ONU pede que MP faça investigação independente e cita tendência de ‘uso desproporcional’ da força em favelas

Comunidade amanheceu com policiamento reforçado nesta sexta-feira (7), um dia após a operação mais letal da história do RJ. Porta-voz de Direitos Humanos diz que há relatos de que a cena do crime não foi preservada.

Policiais civis durante a operação no Jacarezinho, Zona Norte do Rio, na manhã desta quinta-feira (6) — Foto: Ricardo Moraes/Reuters

O escritório de Direitos Humanos da Organização das Nações Unidas (ONU) cobrou, nessa sexta-feira (7), uma investigação independente sobre a operação policial no Jacarezinho que deixou 25 mortos, incluindo um policial.

O porta-voz dos Direitos Humanos da ONU, Rubert Colville, disse em entrevista coletiva em Genebra, na Suíça, que há um histórico de uso desproporcional e desnecessário da força pela polícia.

“Pedimos que o promotor conduza uma investigação independente e completa do caso de acordo com os padrões internacionais”, disse Colville

O porta-voz ainda se diz preocupado com o fato de que a cena do crime não tenha sido preservada, dificultando o trabalho da perícia para a elucidação das circunstâncias da morte.

“É particularmente preocupante que a operação tenha ocorrido apesar de uma decisão do Supremo Tribunal Federal (STF) de 2020 restringindo as operações policiais em favelas durante a pandemia de Covid-19”, afirma Colville.

Ele faz um alerta às autoridades brasileiras para que o uso da força seja aplicado quando estritamente necessário, respeitando os princípios da legalidade, precaução necessidade e proporção.

“A força letal deve ser usada como último recurso e apenas em casos em que há ameaça iminente à vida ou de um sério perigo”.

Comissão da Alerj suspeita de execuções

A Comissão de Direitos Humanos da Assembleia Legislativa do Rio de Janeiro (Alerj) afirma que há “graves indícios de execução” no Jacarezinho e também pediu uma investigação do Ministério Público.

“É preciso dar o nome correto do que aconteceu no Jacarezinho: chacina.
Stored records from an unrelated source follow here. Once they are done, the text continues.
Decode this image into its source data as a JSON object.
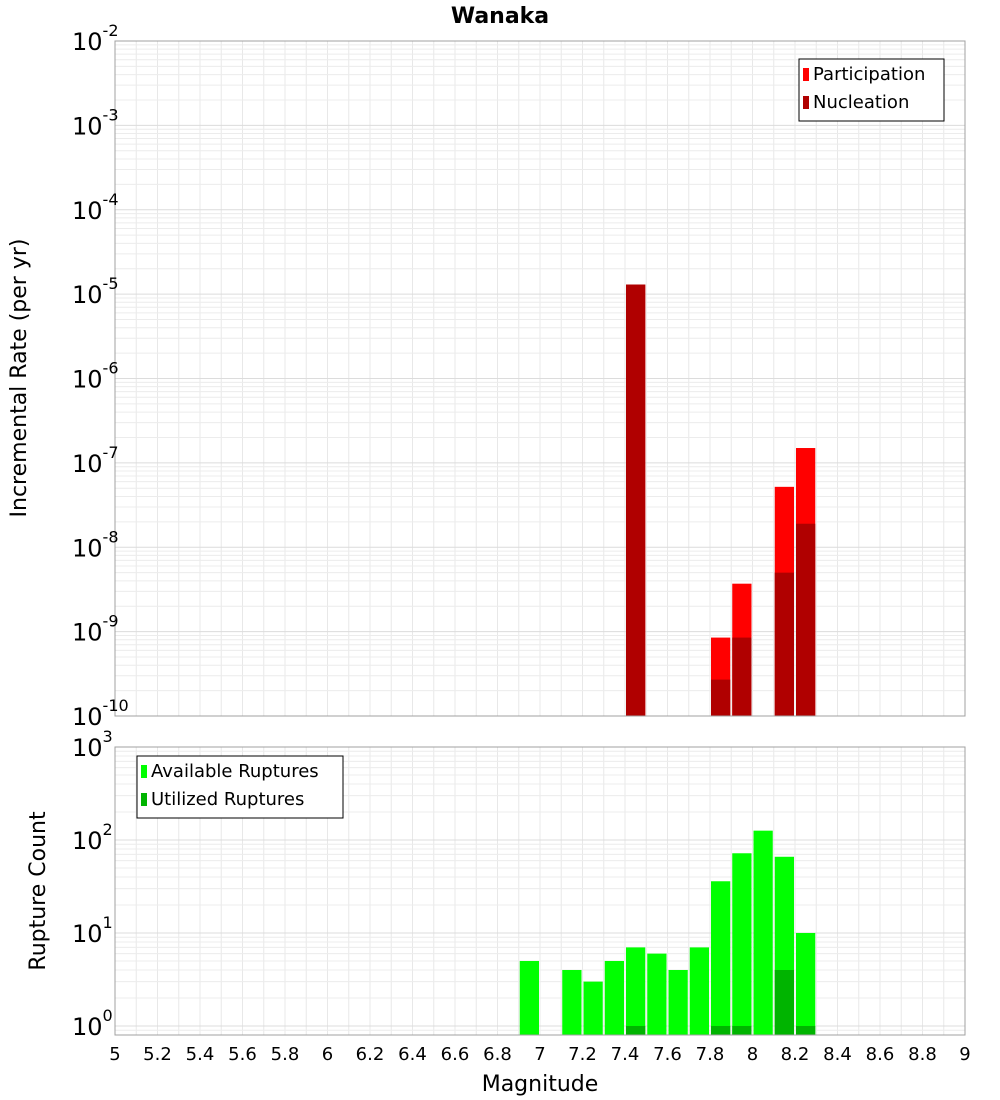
{
  "chart_data": [
    {
      "type": "bar",
      "title": "Wanaka",
      "xlabel": "",
      "ylabel": "Incremental Rate (per yr)",
      "xlim": [
        5,
        9
      ],
      "ylim": [
        1e-10,
        0.01
      ],
      "yscale": "log",
      "grid": true,
      "legend_placement": "top-right",
      "bin_width": 0.1,
      "y_ticks": [
        {
          "base": "10",
          "exp": "-2",
          "value": 0.01
        },
        {
          "base": "10",
          "exp": "-3",
          "value": 0.001
        },
        {
          "base": "10",
          "exp": "-4",
          "value": 0.0001
        },
        {
          "base": "10",
          "exp": "-5",
          "value": 1e-05
        },
        {
          "base": "10",
          "exp": "-6",
          "value": 1e-06
        },
        {
          "base": "10",
          "exp": "-7",
          "value": 1e-07
        },
        {
          "base": "10",
          "exp": "-8",
          "value": 1e-08
        },
        {
          "base": "10",
          "exp": "-9",
          "value": 1e-09
        },
        {
          "base": "10",
          "exp": "-10",
          "value": 1e-10
        }
      ],
      "series": [
        {
          "name": "Participation",
          "color": "#ff0000",
          "x": [
            7.45,
            7.85,
            7.95,
            8.15,
            8.25
          ],
          "values": [
            1.3e-05,
            8.5e-10,
            3.7e-09,
            5.2e-08,
            1.5e-07
          ]
        },
        {
          "name": "Nucleation",
          "color": "#b00000",
          "x": [
            7.45,
            7.85,
            7.95,
            8.15,
            8.25
          ],
          "values": [
            1.3e-05,
            2.7e-10,
            8.5e-10,
            5e-09,
            1.9e-08
          ]
        }
      ]
    },
    {
      "type": "bar",
      "title": "",
      "xlabel": "Magnitude",
      "ylabel": "Rupture Count",
      "xlim": [
        5,
        9
      ],
      "ylim": [
        0.8,
        1000
      ],
      "yscale": "log",
      "grid": true,
      "legend_placement": "top-left",
      "bin_width": 0.1,
      "x_ticks": [
        "5",
        "5.2",
        "5.4",
        "5.6",
        "5.8",
        "6",
        "6.2",
        "6.4",
        "6.6",
        "6.8",
        "7",
        "7.2",
        "7.4",
        "7.6",
        "7.8",
        "8",
        "8.2",
        "8.4",
        "8.6",
        "8.8",
        "9"
      ],
      "y_ticks": [
        {
          "base": "10",
          "exp": "3",
          "value": 1000
        },
        {
          "base": "10",
          "exp": "2",
          "value": 100
        },
        {
          "base": "10",
          "exp": "1",
          "value": 10
        },
        {
          "base": "10",
          "exp": "0",
          "value": 1
        }
      ],
      "series": [
        {
          "name": "Available Ruptures",
          "color": "#00ff00",
          "x": [
            6.95,
            7.15,
            7.25,
            7.35,
            7.45,
            7.55,
            7.65,
            7.75,
            7.85,
            7.95,
            8.05,
            8.15,
            8.25
          ],
          "values": [
            5,
            4,
            3,
            5,
            7,
            6,
            4,
            7,
            36,
            72,
            126,
            66,
            10
          ]
        },
        {
          "name": "Utilized Ruptures",
          "color": "#00b400",
          "x": [
            7.45,
            7.85,
            7.95,
            8.15,
            8.25
          ],
          "values": [
            1,
            1,
            1,
            4,
            1
          ]
        }
      ]
    }
  ]
}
É absurdo naturalizar esse tipo de ação. As pessoas esperam do governo a vacina e a comida, é só recebem terror e morte. Não existe pena de morte no Brasil. A polícia não pode combater o crime cometendo crimes contra humanidade. O MP precisa investigar com seriedade e compromisso com a população do Rio”, afirma a presidente do grupo, Renata Souza (PSOL).

25 mortos
Um dos mortos foi o policial civil André Leonardo de Mello Frias, da Delegacia de Combate à Drogas (Dcod). A Polícia Civil diz que os outros 24 assassinados eram criminosos, mas não revelou as identidades ou as circunstâncias em que foram mortos.

Moradores da comunidade denunciam que suspeitos foram executados. O Ministério Público recebeu, em sua ouvidoria, denúncias de abusos policiais, que estão sendo investigados.

O delegado Ronaldo Oliveira nega que tenha havido execução. “Para deixar bem claro: quem não reagiu, foi preso. Ou foi preso ou fugiu”.

O sociólogo Daniel Hirata, do Geni/UFF, classifica a operação como inaceitável e diz que é mais grave do que chacinas como a de Baixada Fluminense, em 2005, ou a de Vigário Geral, em 1993.

“Foi a operação mais letal que consta na nossa base de dados, não tem como qualificar de outra maneira que não como uma operação desastrosa (…) É uma ação autorizada pelas autoridades policiais, o que torna a situação muito mais grave”.
Ele diz que, segundo os moradores, a ação se tornou mais violenta após a morte do policial e que ficou “incontrolável”. Na manhã desta sexta, a comunidade amanheceu com policiamento reforçado.

Cena do crime
Em um dos vídeos, exibido no Jornal Nacional (veja abaixo), uma moradora filma um policial e afirma que o suspeito quer se entregar. A mulher acusa os agentes de tentarem “encurralar” moradores para evitar que eles chegassem até o local onde supostamente o homem teria se rendido.

Além das denúncias, para defensores públicos fotos compartilhadas em redes sociais e também tiradas por fotojornalistas demonstram que a polícia “desfez” a cena de crimes. Para eles, mais um indicativo de que houve execuções de suspeitos – sem chance de rendição.

“O saldo do dia é muito impactante. Chama atenção uma coisa que eu acho que a gente precisa apurar é quantas dessas pessoas chegaram mortas ao hospital. Isso é um indicativo de que pode ter ocorrido, sim, desfazimento de cena de crime”, afirmou a defensora pública Maria Julia Miranda, que esteve no Jacarezinho na quinta-feira.